Haïti à la croisée des chemins : la fin imminente du CPT sous haute tension
À dix-sept jours de la fin officielle du mandat du Conseil présidentiel de transition (CPT), Haïti s’enfonce dans une crise multidimensionnelle qui fragilise à la fois les institutions, la sécurité nationale et la crédibilité du processus de transition. La fermeture prolongée du principal aéroport international du pays, devenue un symbole de l’asphyxie de l’État, illustre l’ampleur du dysfonctionnement actuel.
Sur le plan sécuritaire, la situation demeure critique. Des groupes armés exercent un contrôle quasi total sur de larges portions du territoire national, notamment dans plusieurs départements stratégiques. Cette emprise territoriale entrave la libre circulation des personnes et des biens, paralyse l’économie et accentue la vulnérabilité d’une population déjà éprouvée par l’insécurité, l’inflation et la crise humanitaire.
C’est dans ce contexte explosif que cinq membres du CPT ont signé une résolution visant à modifier la configuration du gouvernement en place.
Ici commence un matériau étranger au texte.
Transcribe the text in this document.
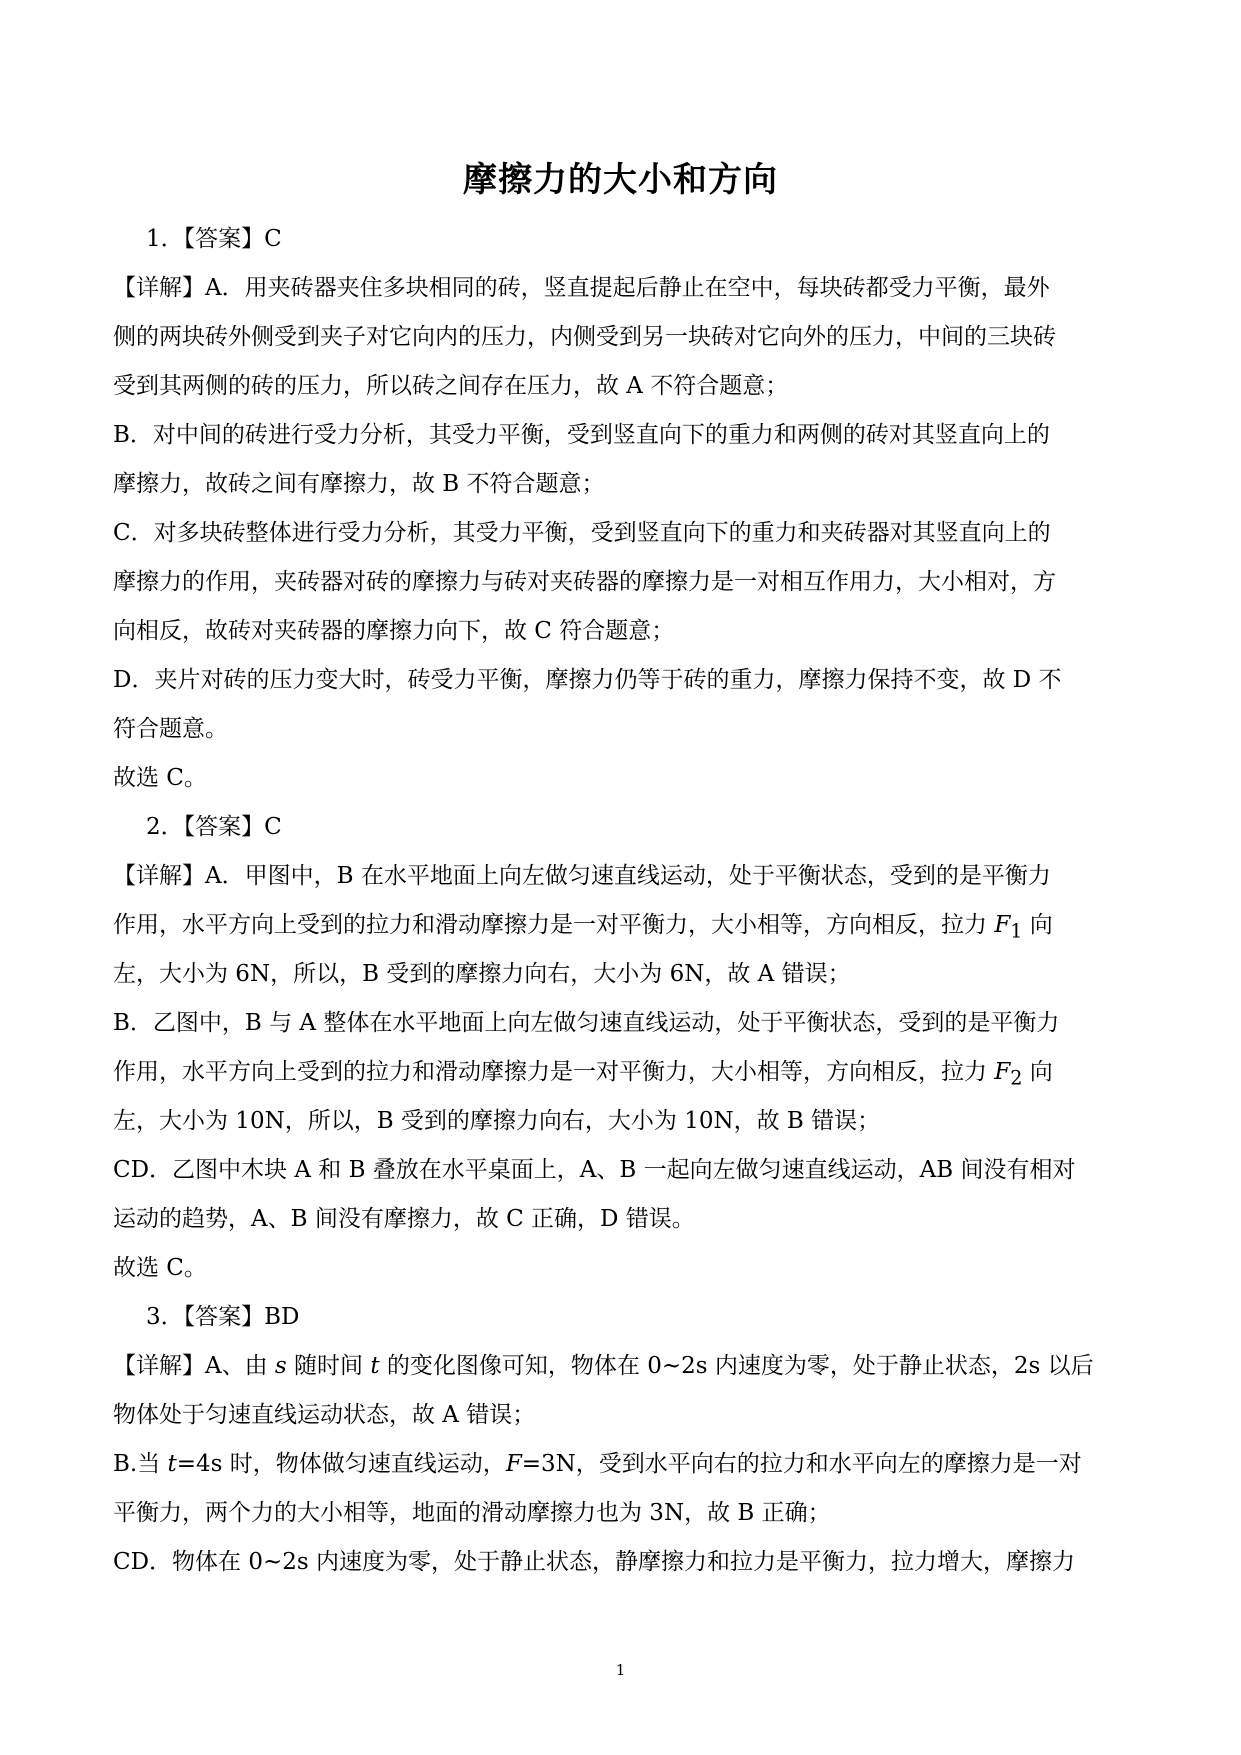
摩擦力的大小和方向
1．【答案】C
【详解】A．用夹砖器夹住多块相同的砖，竖直提起后静止在空中，每块砖都受力平衡，最外
侧的两块砖外侧受到夹子对它向内的压力，内侧受到另一块砖对它向外的压力，中间的三块砖
受到其两侧的砖的压力，所以砖之间存在压力，故 A 不符合题意；
B．对中间的砖进行受力分析，其受力平衡，受到竖直向下的重力和两侧的砖对其竖直向上的
摩擦力，故砖之间有摩擦力，故 B 不符合题意；
C．对多块砖整体进行受力分析，其受力平衡，受到竖直向下的重力和夹砖器对其竖直向上的
摩擦力的作用，夹砖器对砖的摩擦力与砖对夹砖器的摩擦力是一对相互作用力，大小相对，方
向相反，故砖对夹砖器的摩擦力向下，故 C 符合题意；
D．夹片对砖的压力变大时，砖受力平衡，摩擦力仍等于砖的重力，摩擦力保持不变，故 D 不
符合题意。
故选 C。
2．【答案】C
【详解】A．甲图中，B 在水平地面上向左做匀速直线运动，处于平衡状态，受到的是平衡力
作用，水平方向上受到的拉力和滑动摩擦力是一对平衡力，大小相等，方向相反，拉力 $F_1$ 向
左，大小为 6N，所以，B 受到的摩擦力向右，大小为 6N，故 A 错误；
B．乙图中，B 与 A 整体在水平地面上向左做匀速直线运动，处于平衡状态，受到的是平衡力
作用，水平方向上受到的拉力和滑动摩擦力是一对平衡力，大小相等，方向相反，拉力 $F_2$ 向
左，大小为 10N，所以，B 受到的摩擦力向右，大小为 10N，故 B 错误；
CD．乙图中木块 A 和 B 叠放在水平桌面上，A、B 一起向左做匀速直线运动，AB 间没有相对
运动的趋势，A、B 间没有摩擦力，故 C 正确，D 错误。
故选 C。
3．【答案】BD
【详解】A、由 s 随时间 t 的变化图像可知，物体在 0~2s 内速度为零，处于静止状态，2s 以后
物体处于匀速直线运动状态，故 A 错误；
B.当 t=4s 时，物体做匀速直线运动，F=3N，受到水平向右的拉力和水平向左的摩擦力是一对
平衡力，两个力的大小相等，地面的滑动摩擦力也为 3N，故 B 正确；
CD．物体在 0~2s 内速度为零，处于静止状态，静摩擦力和拉力是平衡力，拉力增大，摩擦力
1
Cette initiative, lourde de conséquences politiques et symboliques, intervient à la veille de l’expiration du mandat de l’organe de transition. Elle suscite de vives interrogations sur son opportunité réelle, alors que la stabilité institutionnelle, même relative, apparaît comme une nécessité immédiate.
La réaction de la communauté internationale ne s’est pas fait attendre. Les partenaires d’Haïti, notamment les États-Unis, ont exprimé leurs réserves et mis en garde contre toute décision susceptible d’aggraver l’instabilité politique. Ces signaux traduisent une inquiétude tangible quant à la capacité des acteurs haïtiens à privilégier l’intérêt national dans un environnement déjà extrêmement fragile.
Au-delà des calculs politiques, cette séquence révèle une crise plus profonde, celle de la gouvernance et de la confiance. La population, prise en étau entre l’insécurité, la précarité et l’incertitude institutionnelle, attend des réponses concrètes et responsables. Les tensions internes au sommet de l’État risquent, au contraire, d’accentuer la rupture entre dirigeants et citoyens.
À l’heure où le CPT arrive au terme de son mandat, la priorité devrait rester la recherche d’un minimum de consensus national, la sécurisation du territoire et la préparation crédible de la suite de la transition. À défaut, Haïti s’expose à une nouvelle phase d’instabilité dont les conséquences pourraient peser durablement sur l’avenir du pays.